В последнее время он работал над романом из времен царствования Алексея Михайловича. Время интересное и малоисследованное: завтра придет Петр и вздыбит Россию. А сегодня Русь еще патриархальная, самобытная, со своим мировидением, со своим укладом и законами. Но уже раскол, крестьянские бунты, окончательное покорение Сибири и превращение Руси в империю... Тьма всевозможных вопросов и проблем. Так вот, одной из идей Чарусова была крамольная, с церковной точки зрения, идея, вернее мысль. Мысль эта исследовалась на конфликте царя с Никоном. Конечно, и протопоп Аввакум не был оставлен, и другие церковные деятели. Дело в том, что каждая религия, каждая церковь всегда претендовала на создание не больше, не меньше как всемирной империи. Так называемую обитель всемирного единения. Во главе этой «обители» должен был стоять верховный жрец, папа римский, патриарх или там калиф. Так и Никон считал, что православная церковь должна со временем распространиться по всей земле под эгидой патриарха, которому бы в качестве вассалов служили все цари, короли и прочие мандарины, и тогда-де наступило бы царство божие на земле, вселенское братство во Христе. Чарусов говорил о невозможности этого самого вселенского братства. Казалось бы — почему? Все верят в единого аллаха, целыми днями творят одни и те же молитвы, все равны перед этой всемирной церковью. Ан нет, не получается. Не может получиться, потому как для этого надо, чтобы человек перестал быть человеком, личностью. А он не может перестать. Ему легче сжечь себя, чем отказаться от себя. Вот в чем дело. Если он примет веру аллаха, то ему уже и думать ни о чем больше не нужно, кроме как о хлебе насущном: аллах за него все уже продумал, все объяснил и изрек конечную истину. И горе имеющему конечную истину, говорил Чарус;ов. Это уже все, конец. Только так не бывает. Даже во времена «святой» инквизиции появляются Джордано Бруно, Галилей и Коперник. Человек не может не думать о том, о чем ему запрещают думать. Не может не искать собственного объяснения звездному небу. Он творец. Он личность! И уже поэтому никакого «святого» братства быть не может. Вот такая эта чарусовская
мысль была. Мало того, он шел дальше. Собственно не он, а его герой, некий расстрига-монах, бывший друг и Никона, и Аввакума, близкий к царской семье и родовитым боярам. В общем, придумал его Григорий, личности такой, кажется, не было. На старости лет этот расстрига примыкает к Разину и сражается как воин, но и в Разине разочаровался. Чем он там должен был кончить, не знаю. Ты не помнишь, Владимир Антонович?

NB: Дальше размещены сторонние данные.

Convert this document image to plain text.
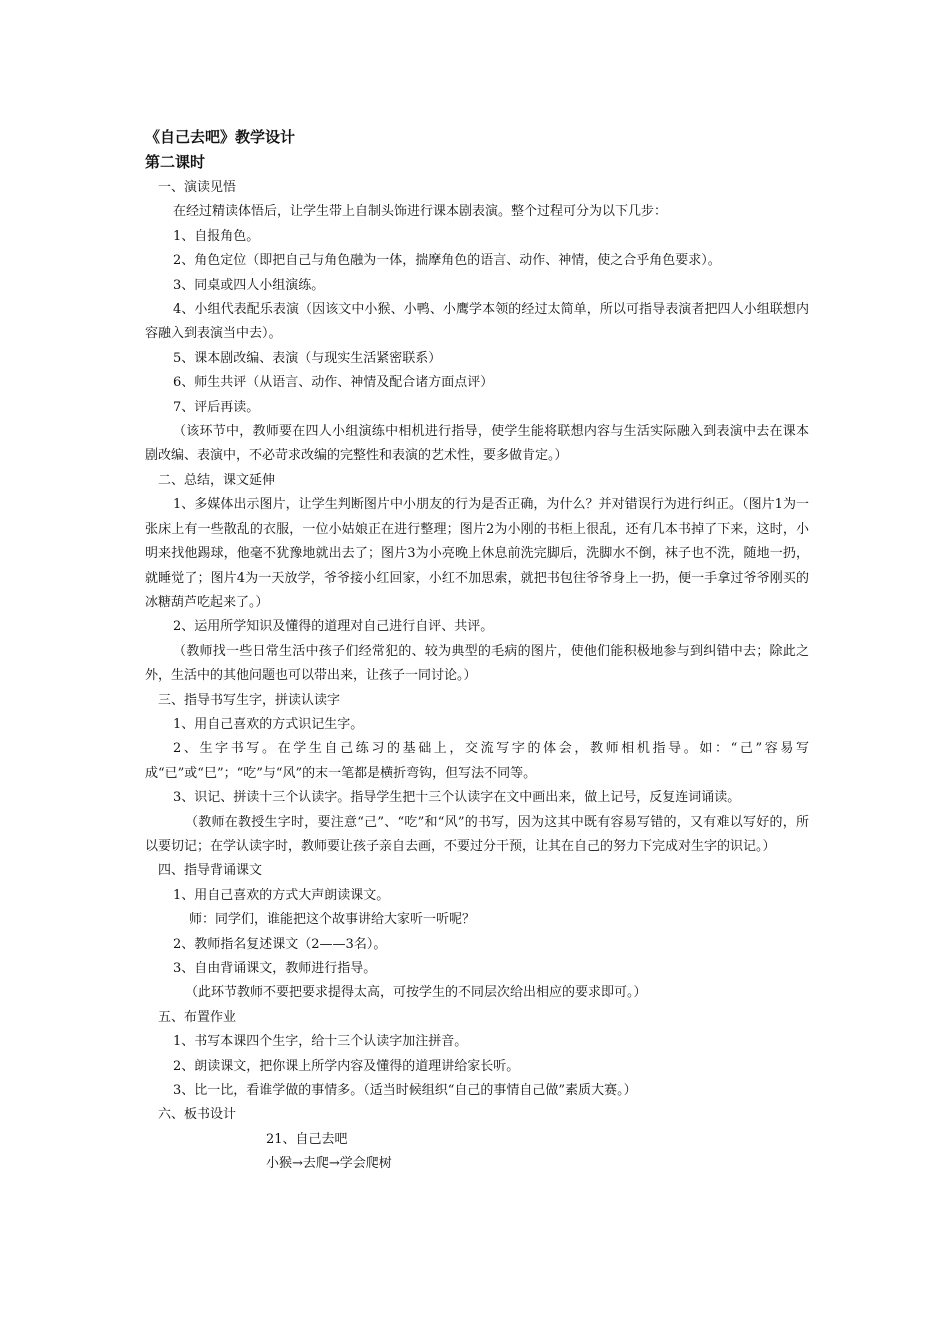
《自己去吧》教学设计
第二课时

一、演读见悟

在经过精读体悟后，让学生带上自制头饰进行课本剧表演。整个过程可分为以下几步：

1、自报角色。

2、角色定位（即把自己与角色融为一体，揣摩角色的语言、动作、神情，使之合乎角色要求）。

3、同桌或四人小组演练。

4、小组代表配乐表演（因该文中小猴、小鸭、小鹰学本领的经过太简单，所以可指导表演者把四人小组联想内容融入到表演当中去）。

5、课本剧改编、表演（与现实生活紧密联系）

6、师生共评（从语言、动作、神情及配合诸方面点评）

7、评后再读。

（该环节中，教师要在四人小组演练中相机进行指导，使学生能将联想内容与生活实际融入到表演中去在课本剧改编、表演中，不必苛求改编的完整性和表演的艺术性，要多做肯定。）

二、总结，课文延伸

1、多媒体出示图片，让学生判断图片中小朋友的行为是否正确，为什么？并对错误行为进行纠正。（图片1为一张床上有一些散乱的衣服，一位小姑娘正在进行整理；图片2为小刚的书柜上很乱，还有几本书掉了下来，这时，小明来找他踢球，他毫不犹豫地就出去了；图片3为小亮晚上休息前洗完脚后，洗脚水不倒，袜子也不洗，随地一扔，就睡觉了；图片4为一天放学，爷爷接小红回家，小红不加思索，就把书包往爷爷身上一扔，便一手拿过爷爷刚买的冰糖葫芦吃起来了。）

2、运用所学知识及懂得的道理对自己进行自评、共评。

（教师找一些日常生活中孩子们经常犯的、较为典型的毛病的图片，使他们能积极地参与到纠错中去；除此之外，生活中的其他问题也可以带出来，让孩子一同讨论。）

三、指导书写生字，拼读认读字

1、用自己喜欢的方式识记生字。

2、生字书写。在学生自己练习的基础上，交流写字的体会，教师相机指导。如：“己”容易写成“已”或“巳”；“吃”与“风”的末一笔都是横折弯钩，但写法不同等。

3、识记、拼读十三个认读字。指导学生把十三个认读字在文中画出来，做上记号，反复连词诵读。

（教师在教授生字时，要注意“己”、“吃”和“风”的书写，因为这其中既有容易写错的，又有难以写好的，所以要切记；在学认读字时，教师要让孩子亲自去画，不要过分干预，让其在自己的努力下完成对生字的识记。）

四、指导背诵课文

1、用自己喜欢的方式大声朗读课文。

师：同学们，谁能把这个故事讲给大家听一听呢？

2、教师指名复述课文（2——3名）。

3、自由背诵课文，教师进行指导。

（此环节教师不要把要求提得太高，可按学生的不同层次给出相应的要求即可。）

五、布置作业

1、书写本课四个生字，给十三个认读字加注拼音。

2、朗读课文，把你课上所学内容及懂得的道理讲给家长听。

3、比一比，看谁学做的事情多。（适当时候组织“自己的事情自己做”素质大赛。）

六、板书设计

21、自己去吧

小猴→去爬→学会爬树
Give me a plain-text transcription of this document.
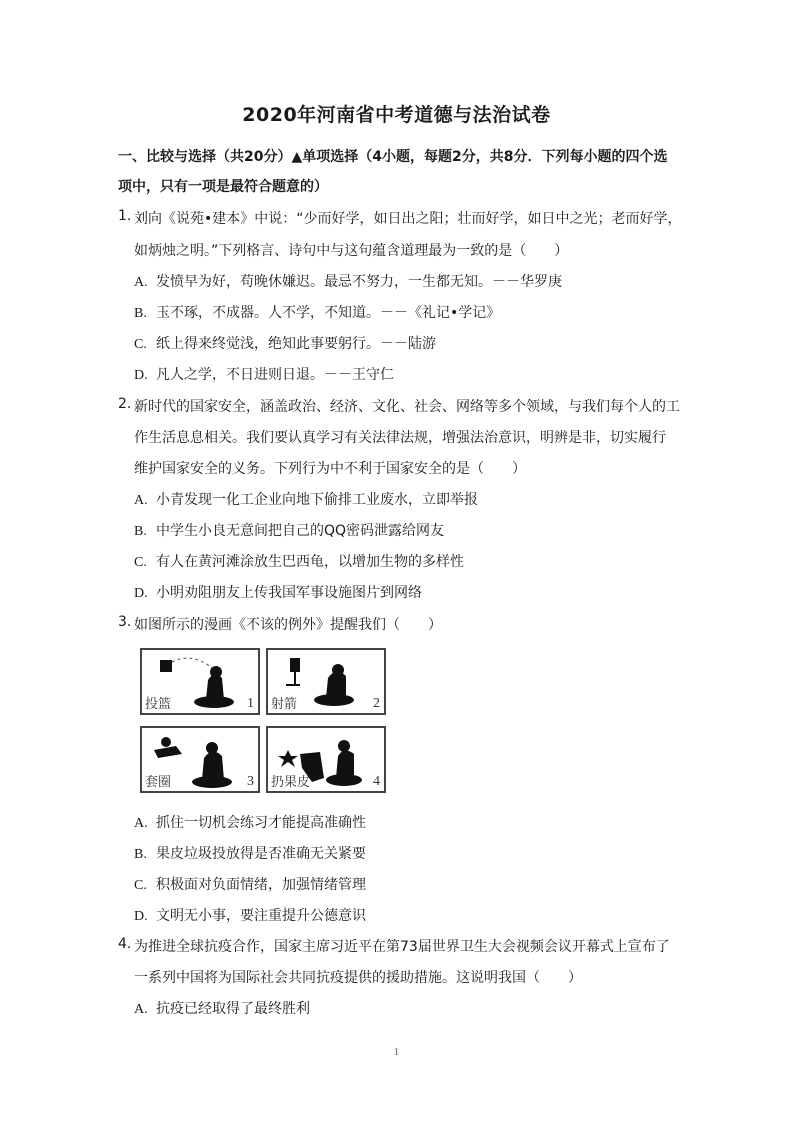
2020年河南省中考道德与法治试卷
一、比较与选择（共20分）▲单项选择（4小题，每题2分，共8分．下列每小题的四个选
项中，只有一项是最符合题意的）
1. 刘向《说苑•建本》中说：“少而好学，如日出之阳；壮而好学，如日中之光；老而好学，
如炳烛之明。”下列格言、诗句中与这句蕴含道理最为一致的是（　　）
A. 发愤早为好，苟晚休嫌迟。最忌不努力，一生都无知。－－华罗庚
B. 玉不琢，不成器。人不学，不知道。－－《礼记•学记》
C. 纸上得来终觉浅，绝知此事要躬行。－－陆游
D. 凡人之学，不日进则日退。－－王守仁
2. 新时代的国家安全，涵盖政治、经济、文化、社会、网络等多个领域，与我们每个人的工
作生活息息相关。我们要认真学习有关法律法规，增强法治意识，明辨是非，切实履行
维护国家安全的义务。下列行为中不利于国家安全的是（　　）
A. 小青发现一化工企业向地下偷排工业废水，立即举报
B. 中学生小良无意间把自己的QQ密码泄露给网友
C. 有人在黄河滩涂放生巴西龟，以增加生物的多样性
D. 小明劝阻朋友上传我国军事设施图片到网络
3. 如图所示的漫画《不该的例外》提醒我们（　　）
投篮	1 射箭	2
套圈	3 扔果皮	4
A. 抓住一切机会练习才能提高准确性
B. 果皮垃圾投放得是否准确无关紧要
C. 积极面对负面情绪，加强情绪管理
D. 文明无小事，要注重提升公德意识
4. 为推进全球抗疫合作，国家主席习近平在第73届世界卫生大会视频会议开幕式上宣布了
一系列中国将为国际社会共同抗疫提供的援助措施。这说明我国（　　）
A. 抗疫已经取得了最终胜利
1
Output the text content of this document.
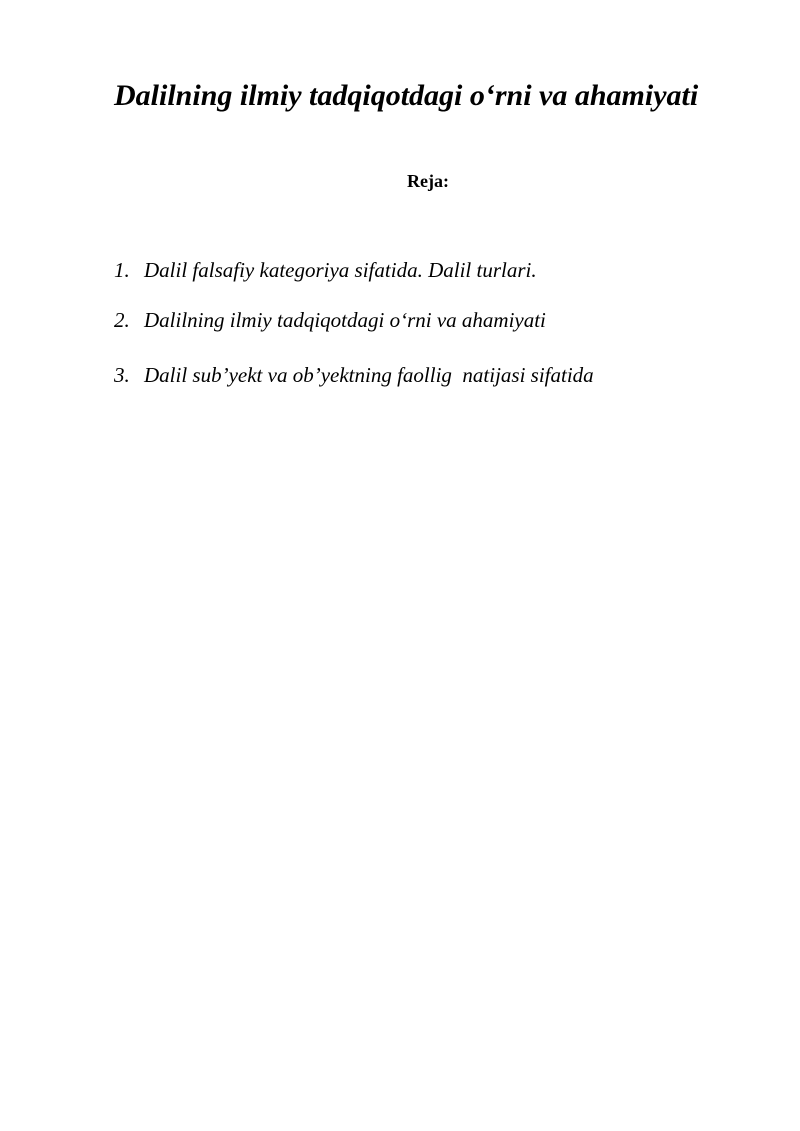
Dalilning ilmiy tadqiqotdagi o‘rni va ahamiyati

Reja:

1. Dalil falsafiy kategoriya sifatida. Dalil turlari.
2. Dalilning ilmiy tadqiqotdagi o‘rni va ahamiyati
3. Dalil sub’yekt va ob’yektning faollig  natijasi sifatida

Владимир Антонович тоже не помнил.
— Так вот этот Расстрига одно время был отшельником. Ушел в какую-то пустынь и питался там кореньями и акридами. Но и это он тоже отверг: человек должен жить с людьми! Но вот что интересно: жить-то жить с ними, но не объединяться. Понимаете? Смысл человеческой жизни он увидел в том, чтобы жить для других, но не объединяться. Делать добро всем, это он понимал как главное предназначение человека. Так вот делать добро, то есть служить богу, можно-де и легче всего только будучи самим по себе. Этот Расстрига извещал, как он там заявлял, всякие формы общежития — семью, рабочую артель, монашеское братство, братство воинское, даже, кажется, в какой-то разбойничьей шайке побывал, но ужиться нигде не мог. Собираются, говорил он, только для черных дел: там вина, грех раскладываются на всех поровну, стало быть, никто не грешен. И поэтому нигде человек не бывает так подл, лжив, корыстен, мелочен, завистлив и так далее, как в каком-нибудь «братстве», и так безгрешен, то есть так бессовестен. Расстрига этот, конечно, христианин, все время ссылается на Новый Завет, но меня особо интересовало, как он толкует слова Христа, что тот принес не мир, но меч: этот Расстрига утверждает, что меч здесь не символ войны, а символ разделения всякого братства на его составные, то есть на отдельные личности, каждая из которых должна идти в общем направлении, но своим путем.
— Что-то до меня не доходит: при чем здесь весь этот робинзоновский бред? — сказал немножко раздраженно следователь. — Жить в обществе и быть свободным от общества? Ответ на этот идеализм был дан добрую сотню лет назад, и его знает каждый школьник. Да что там! Как там у Маяковского? — «Единица вздор, единица ноль»... — и т. д. И народная мудрость: «Один в поле не воин!» Чего уж тут. Идейка вашего Чарусова, вернее, его Расстриги, давно похоронена. Может быть, он ее для смеху приводил? Не дешево ли для серьезного исторического романа? И вашего интереса к ней тоже не понимаю.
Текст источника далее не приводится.